Ian Svenonius accounts for electro & neo-psych-folk by way of Alan Greenspan. Nice to see somebody acknowledging that even the punkest and indiest musical mov'ts don't press their 7 inches in an economic vaccuum. It's all so original and thought-provoking I'ma forego all the obvious Sassiest Boy snark tactics. That segment on the Make-up in Songs for Cassavetes, though, wherein a 1997-era Svenonius rants, poker-faced, about using shows to bring the gospel to his congregation--that was the scariest, funniest, most wait-is-this-actually-a-Rob-Reiner-mockumentary moment of the film, outdoing even all those low-angle shots of a (purposefully?) unlit Calvin Johnson that made him seem like a lurking, shadowy misanthrope, a la the phantom of the opera, or Dr. Claw on Inspector Gadget.

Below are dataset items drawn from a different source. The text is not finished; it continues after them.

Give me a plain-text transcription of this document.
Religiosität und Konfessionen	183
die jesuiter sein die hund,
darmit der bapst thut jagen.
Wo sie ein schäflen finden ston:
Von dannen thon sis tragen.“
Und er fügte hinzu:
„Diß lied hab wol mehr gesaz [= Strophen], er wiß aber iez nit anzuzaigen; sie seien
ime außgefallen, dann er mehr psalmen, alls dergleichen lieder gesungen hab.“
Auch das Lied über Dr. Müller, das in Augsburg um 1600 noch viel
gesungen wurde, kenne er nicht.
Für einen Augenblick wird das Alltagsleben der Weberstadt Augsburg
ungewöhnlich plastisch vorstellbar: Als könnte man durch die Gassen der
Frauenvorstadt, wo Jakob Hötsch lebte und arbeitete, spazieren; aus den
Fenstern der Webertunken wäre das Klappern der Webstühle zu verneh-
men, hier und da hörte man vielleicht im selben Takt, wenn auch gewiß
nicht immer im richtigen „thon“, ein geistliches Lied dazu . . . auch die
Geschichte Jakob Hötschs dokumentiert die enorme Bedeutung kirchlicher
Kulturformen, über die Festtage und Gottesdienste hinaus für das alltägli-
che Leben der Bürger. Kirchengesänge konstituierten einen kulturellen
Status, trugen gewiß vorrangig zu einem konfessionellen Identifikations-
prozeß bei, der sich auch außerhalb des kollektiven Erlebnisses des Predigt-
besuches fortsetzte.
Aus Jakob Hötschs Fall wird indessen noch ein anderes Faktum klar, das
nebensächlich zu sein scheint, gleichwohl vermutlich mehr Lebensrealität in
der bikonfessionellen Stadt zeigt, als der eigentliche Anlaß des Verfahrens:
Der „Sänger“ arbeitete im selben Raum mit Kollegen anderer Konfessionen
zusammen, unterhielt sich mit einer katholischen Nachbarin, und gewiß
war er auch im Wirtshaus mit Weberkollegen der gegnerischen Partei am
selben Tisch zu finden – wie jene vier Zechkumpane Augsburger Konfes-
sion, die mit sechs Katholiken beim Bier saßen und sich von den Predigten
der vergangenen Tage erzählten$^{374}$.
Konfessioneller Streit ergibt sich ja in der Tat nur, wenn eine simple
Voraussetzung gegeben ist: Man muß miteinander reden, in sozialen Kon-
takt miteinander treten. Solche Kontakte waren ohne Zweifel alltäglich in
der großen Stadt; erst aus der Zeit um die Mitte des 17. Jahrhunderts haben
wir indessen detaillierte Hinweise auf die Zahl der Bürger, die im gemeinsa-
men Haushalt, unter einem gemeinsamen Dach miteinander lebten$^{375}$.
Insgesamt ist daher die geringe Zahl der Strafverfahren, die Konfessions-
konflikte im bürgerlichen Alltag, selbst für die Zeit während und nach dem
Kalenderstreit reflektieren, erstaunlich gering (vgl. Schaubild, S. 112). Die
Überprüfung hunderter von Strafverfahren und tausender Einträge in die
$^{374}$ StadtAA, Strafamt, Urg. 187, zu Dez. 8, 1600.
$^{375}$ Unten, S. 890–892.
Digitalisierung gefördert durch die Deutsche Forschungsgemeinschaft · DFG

Also off the K Recs radar, the PDX community continued to break new territory for awesome on Monday by doing a benefit show for Beth Ditto, who has no health insurance to pay her recent hospital bills. I hope things like this happen in Minneapolis, to where I am moving myself in two weeks. One of my future Minn. housemates is in the band Spaghetti Western, who are totes lovely and you should listen to right now. B/c of the moving process and the way it has been forcing me to spend most of my waking hours in airports and post offices, blog action may slow just a bit. For now I am back in the Arlington-DC corridor, trying not to get upset by the fact that my hometown neighborhood has become a Cheesecake Factoried, Williams Sonomaed, beer-flooded dystopia with more denim bars than music stores or flea markets.
Pop culture treasure, high culture trash.